I felt really pessimistic yesterday, and it got me down. But I’m feeling a bit better today. I’m going to have a picnic with one of my best friends this afternoon, and I’m sure that will help.
I’m just so damn tired of this. I want to feel better. I feel like this is a life and death situation after my experience with suicidal thoughts last week. I’m not having those thoughts now, but the idea that they could come back, especially if I don’t get into the program I want to go to, is terrifying. I also know that my lifestyle, with lots of smoking and little exercise or nutritious food, will kill me one day if I don’t make changes. I just have to get better.
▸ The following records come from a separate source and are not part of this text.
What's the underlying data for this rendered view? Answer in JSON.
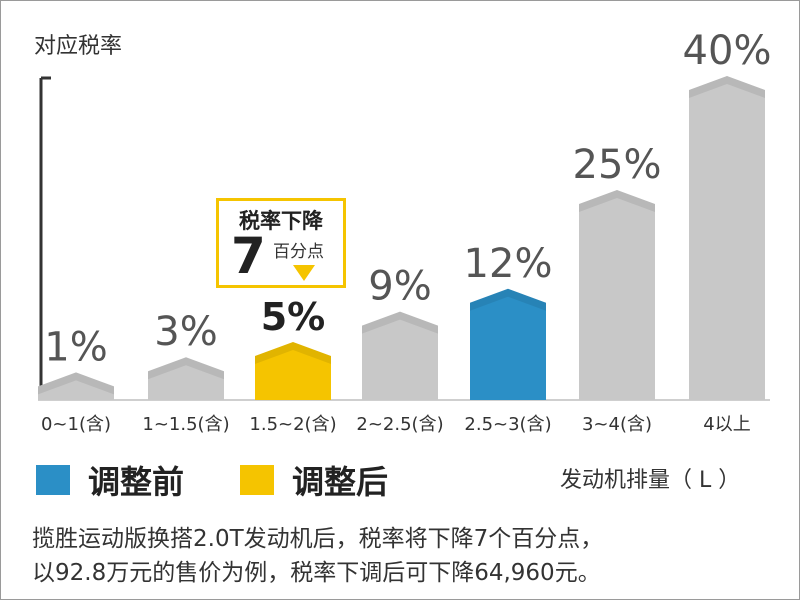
{
  "chart_data": {
    "type": "bar",
    "ylabel": "对应税率",
    "xlabel": "发动机排量（ L ）",
    "categories": [
      "0~1(含)",
      "1~1.5(含)",
      "1.5~2(含)",
      "2~2.5(含)",
      "2.5~3(含)",
      "3~4(含)",
      "4以上"
    ],
    "values": [
      1,
      3,
      5,
      9,
      12,
      25,
      40
    ],
    "value_labels": [
      "1%",
      "3%",
      "5%",
      "9%",
      "12%",
      "25%",
      "40%"
    ],
    "bar_colors": [
      "#c8c8c8",
      "#c8c8c8",
      "#f5c400",
      "#c8c8c8",
      "#2b8fc6",
      "#c8c8c8",
      "#c8c8c8"
    ],
    "highlight_index": 2,
    "ylim": [
      0,
      40
    ],
    "legend": [
      {
        "label": "调整前",
        "color": "#2b8fc6"
      },
      {
        "label": "调整后",
        "color": "#f5c400"
      }
    ],
    "annotation": {
      "title": "税率下降",
      "number": "7",
      "unit": "百分点"
    }
  },
  "caption_lines": [
    "揽胜运动版换搭2.0T发动机后，税率将下降7个百分点，",
    "以92.8万元的售价为例，税率下调后可下降64,960元。"
  ],
  "colors": {
    "default_bar": "#c8c8c8",
    "before": "#2b8fc6",
    "after": "#f5c400",
    "axis": "#333333"
  }
}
The other reason I have to get better is my son. He is really struggling right now. He hates his life and wishes he were never born. He sometimes asks me to kill him. We have him in therapy, and I love his therapist. But I know that as long as I’m this depressed, I can’t really do much to help him feel better. I don’t want him to feel the way that I did as a kid, as if his distress doesn’t matter to anyone. I am there for him as much as I can be right now, but I need to get better, and especially to deal with the trauma around his birth so that I can truly support him and help him have a happier life.
Thank you for reading this.
IlyanaMay 7, 2021 at 7:34 am #379333
Your nine year old is in so much pain, so much distress, that he sometimes asks you to kill him. It occurred to me this morning, for the first time in the context of your thread, that it may be better for your son’s mental health, and for your own, that you move out of your home and live away from your husband and son.
In your original post you wrote: “I have been depressed since my son was born though, and my relationships with him and my husband are strained. I had a very traumatic birth during which I almost died, and it profoundly affected my ability to bond with my son”- in the current living arrangement, throughout each day, your son gets repeatedly reminded that him being alive is making you depressed. Maybe he asks you to kill him so that you will no longer be depressed, trying to take care of you in this way.
I suggest that you first bring up my suggestion to your husband and to your son’s therapist without your son’s presence, and if the suggestion makes sense to you all, plan how to make it happen, what to tell your son, etc. I think that it will be best for your son if he thinks that his mother is happy somewhere. He needs to believe that you are okay more than anything else. It will be way better for him to know that you are happy somewhere else than to see you depressed at home.
Even if you are accepted to an excellent residential care program, and the program works for you during your stay there, it could be because you will be staying/ living away from your husband and son, but once you are back home, the depression is likely to return. In any case, your healing will take a long time and your son is hurting badly and needs help ASAP. Moving out and living away from your husband and son sounds like a good idea to me.